Thursday, 21 February 2013
Core Sampling For Nitrogen
Well its that time of year again when we go and test the amount of nitrogen left in the soil after the winter. The nitrogen is measured after the winter so that we can take account of any nitrate that has leached (washed) out from the soil. The nitrogen left in the soil has come form a few places. There might be some that we applied, left over that the plants were unable to absorb in the previous crop. Some has come from the breakdown of the plant material by soil microbes in the autumn, before the temperatures got too cold and the stopped working, and some has come form mineralisation of the soil, during cultivations. It is important to have an idea of what nitrogen is available for the crop because it will affect how much we are allowed to add artificially and how much the crop needs to produce an optimal yield. Artificial nitrogen is very expensive, has a huge carbon footprint, is potentially damaging to the environment so we need to be absolutely sure what we apply is used by the crop.

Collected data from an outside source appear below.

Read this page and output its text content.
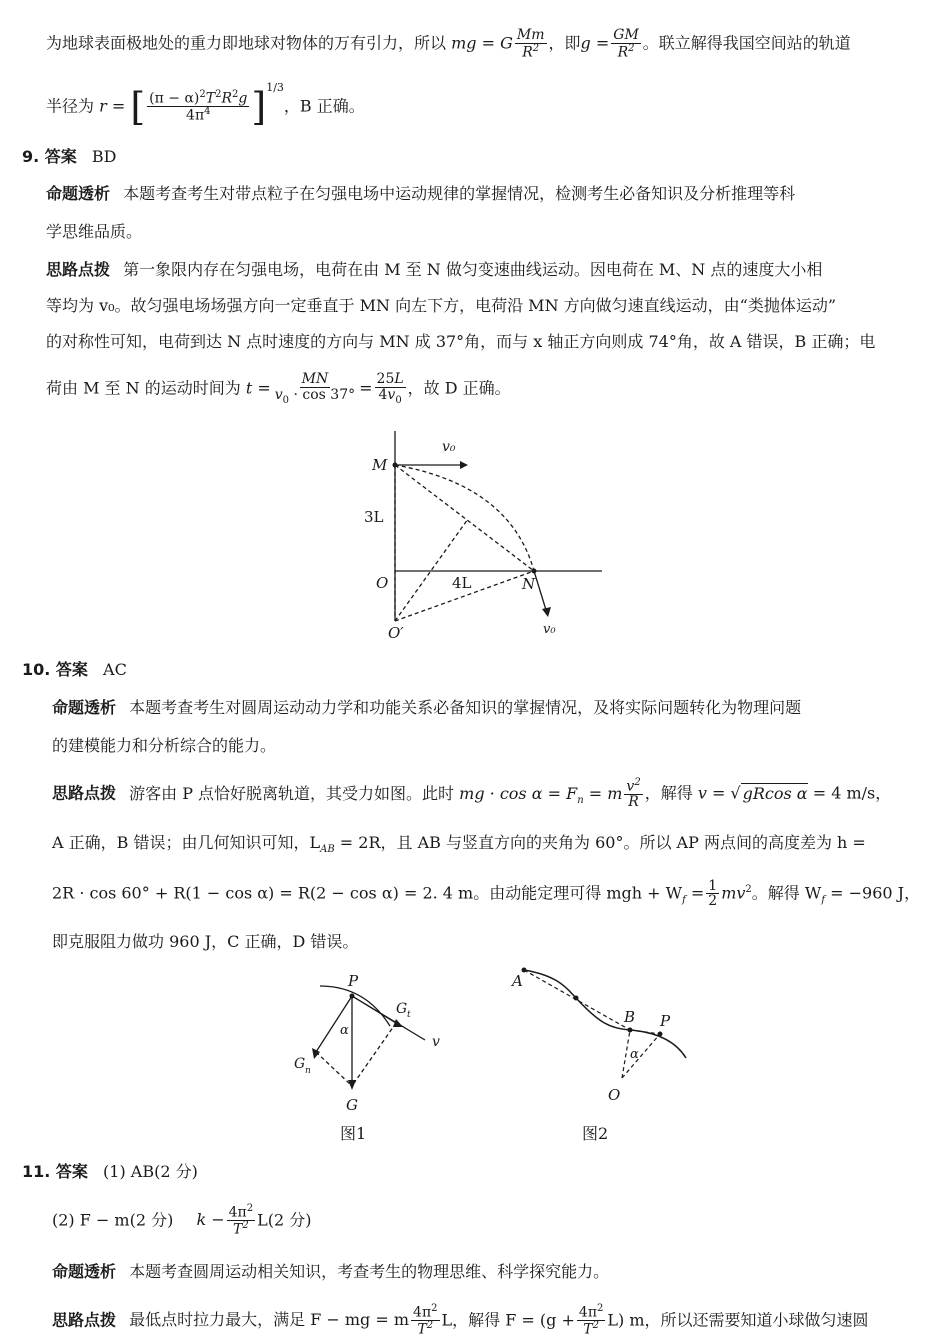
为地球表面极地处的重力即地球对物体的万有引力，所以 mg = G $\frac{Mm}{R^2}$ ，即$g = \frac{GM}{R^2}$ 。联立解得我国空间站的轨道
半径为 r = [ $\frac{(\pi - \alpha)^2T^2R^2g}{4\pi^4} ]^{1/3}$，B 正确。
9. 答案 BD
命题透析 本题考查考生对带点粒子在匀强电场中运动规律的掌握情况，检测考生必备知识及分析推理等科
学思维品质。
思路点拨 第一象限内存在匀强电场，电荷在由 M 至 N 做匀变速曲线运动。因电荷在 M、N 点的速度大小相
等均为 v₀。故匀强电场场强方向一定垂直于 MN 向左下方，电荷沿 MN 方向做匀速直线运动，由“类抛体运动”
的对称性可知，电荷到达 N 点时速度的方向与 MN 成 37°角，而与 x 轴正方向则成 74°角，故 A 错误，B 正确；电
荷由 M 至 N 的运动时间为 $t = \frac{MN}{v_0 \cdot \cos 37^\circ} = \frac{25L}{4v_0}$ ，故 D 正确。
M
v₀
3L
O	4L	N
O′	v₀
10. 答案 AC
命题透析 本题考查考生对圆周运动动力学和功能关系必备知识的掌握情况，及将实际问题转化为物理问题
的建模能力和分析综合的能力。
思路点拨 游客由 P 点恰好脱离轨道，其受力如图。此时 mg · $\cos \alpha = F_n = m \frac{v^2}{R}$ ，解得 v = √ gRcos α = 4 m/s，
A 正确，B 错误；由几何知识可知，$L_{AB} = 2R$，且 AB 与竖直方向的夹角为 60°。所以 AP 两点间的高度差为 h =
2R · cos 60° + R(1 − cos α) = R(2 − cos α) = 2. 4 m。由动能定理可得 mgh + $W_f = \frac{1}{2} mv^2$。解得 $W_f = -960$ J，
即克服阻力做功 960 J，C 正确，D 错误。
P
α
G t
v
G n
G
图1
A
B P
α
O
图2
11. 答案 (1) AB(2 分)
(2) F − m(2 分) $k - \frac{4\pi^2}{T^2} L(2$ 分)
命题透析 本题考查圆周运动相关知识，考查考生的物理思维、科学探究能力。
思路点拨 最低点时拉力最大，满足 F − mg = m $\frac{4\pi^2}{T^2}$ L，解得 $F = (g + \frac{4\pi^2}{T^2} L)$ m，所以还需要知道小球做匀速圆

The probe on the quad bike, is a service offered by Soil Quest through Agrii (first time we have used it), also logs the sample location with a GPS point, so that we can come back year on year to assess the variability between years. There is some discussion as to the accuracy of the sampling (to a point) but over time it will show a trend of how much nitrogen is available to the plant and at what depth. The probe samples soil between 0-30cm and between 30-60 cm, then the driver has to sample by hand the 60-90cm depth (if you have enough soil!)
The results are back now and they are showing a range of between 48Kg/Ha on the sandy soil up to 61Kg/Ha on some of the brash soil. These two I can understand but then I also have a heavy clay soil with a reading of 50kg/ha which seems odd. I guess though all of these values are low, due to the heavy rainfall we've had all winter, so we will have to apply a greater amount of purchased nitrogen fertiliser this season if we are to produce out optimum, and not maximum yield. Imagine if we were in an organic system, there would be very little nitrogen left over from previous clover leys to feed this crop.